The launch of the report follows on the release of a widely reported study examining the scope and implications of fake and substandard drugs on tuberculosis treatment. That study, Substandard and falsified anti-tuberculosis drugs: a preliminary field analysis, found that inadequate versions of the two medicines most commonly used to treat tuberculosis were widely distributed in countries across Africa, Asia, South America and Europe where TB rates are high, with one in six pills collected from neighborhood pharmacies and markets in Africa inadequate for treatment — poorly made, deteriorated, or falsely labelled. Patients were exposed to these drugs because the cost of traveling to government clinics for supervised treatments and quality medicines was prohibitive, study author Roger Bate wrote in a New York Times Op-ed column about the study. The cost of taking inadequate or toxic medicine was higher, death for some patients, and for others the development of drug-resistant strains that would become more expensive to treat, and which also are then transmitted to others. In the column, Bate called for the U.S. Centers for Disease Control and Prevention to lead the fight against substandard drugs and work with the new Office of Global Health Diplomacy as well as the World Bank to help foreign governments to respond.

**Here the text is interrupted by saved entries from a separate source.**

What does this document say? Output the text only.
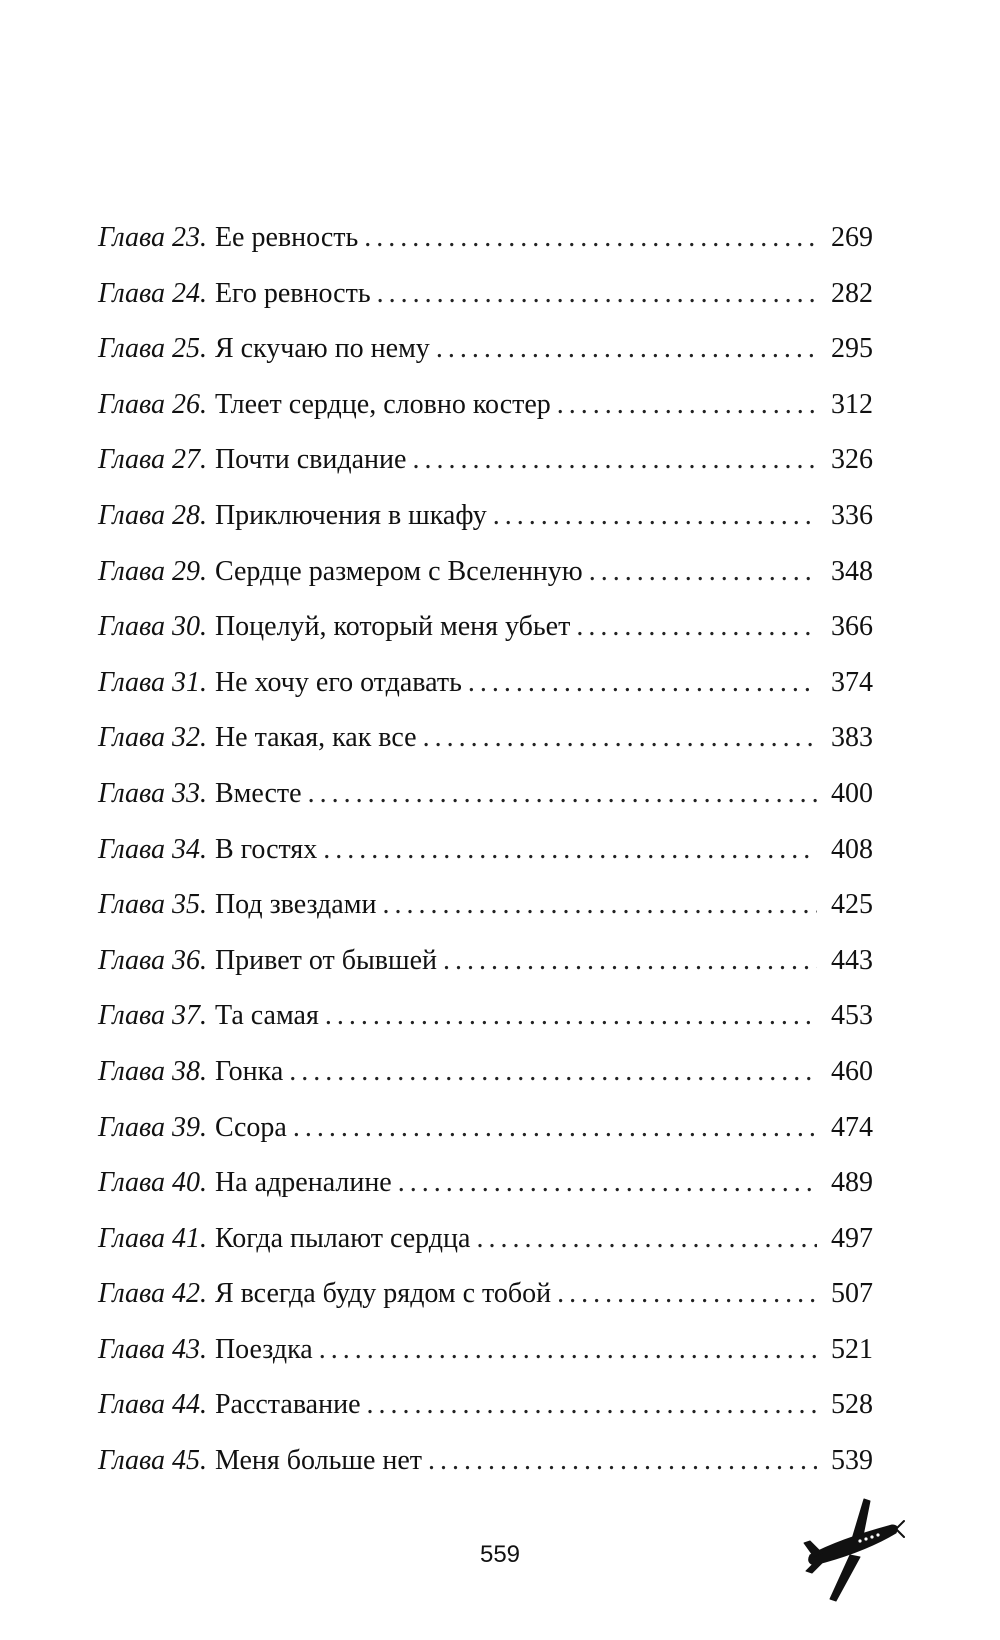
Глава 23. Ее ревность . . .	269
Глава 24. Его ревность . . .	282
Глава 25. Я скучаю по нему . . .	295
Глава 26. Тлеет сердце, словно костер . . .	312
Глава 27. Почти свидание . . .	326
Глава 28. Приключения в шкафу . . .	336
Глава 29. Сердце размером с Вселенную . . .	348
Глава 30. Поцелуй, который меня убьет . . .	366
Глава 31. Не хочу его отдавать . . .	374
Глава 32. Не такая, как все . . .	383
Глава 33. Вместе . . .	400
Глава 34. В гостях . . .	408
Глава 35. Под звездами . . .	425
Глава 36. Привет от бывшей . . .	443
Глава 37. Та самая . . .	453
Глава 38. Гонка . . .	460
Глава 39. Ссора . . .	474
Глава 40. На адреналине . . .	489
Глава 41. Когда пылают сердца . . .	497
Глава 42. Я всегда буду рядом с тобой . . .	507
Глава 43. Поездка . . .	521
Глава 44. Расставание . . .	528
Глава 45. Меня больше нет . . .	539
559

Paul Jensen, a coauthor of tuberculosis drug study attended the launch of the IOM report this morning. In addition to the resources the of the FDA and the CDC, international agencies, and global health donors are already working in the countries where rates of substandard drug proliferation are highest, he told Science Speaks.
“It’s a matter of marshalling the resources that are there,” he said. “In the case of tuberculosis, I think that’s something that hasn’t been on the radar.”
Some solutions might vary by country, he said, “but from a strategic viewpoint we need to elevate quality to the same level as access on the global tuberculosis agenda. We need to ensure the quality of the TB drug supply, and we need be more innovative in providing access to it–whether it’s providing incentives and enablers for patients to go to quality-assured treatment sites, deploying community health workers to deliver treatment to people where they live and work, or adopting mHealth strategies where drug quality at local pharmacies can be verified and treatment can be monitored all via mobile phone.”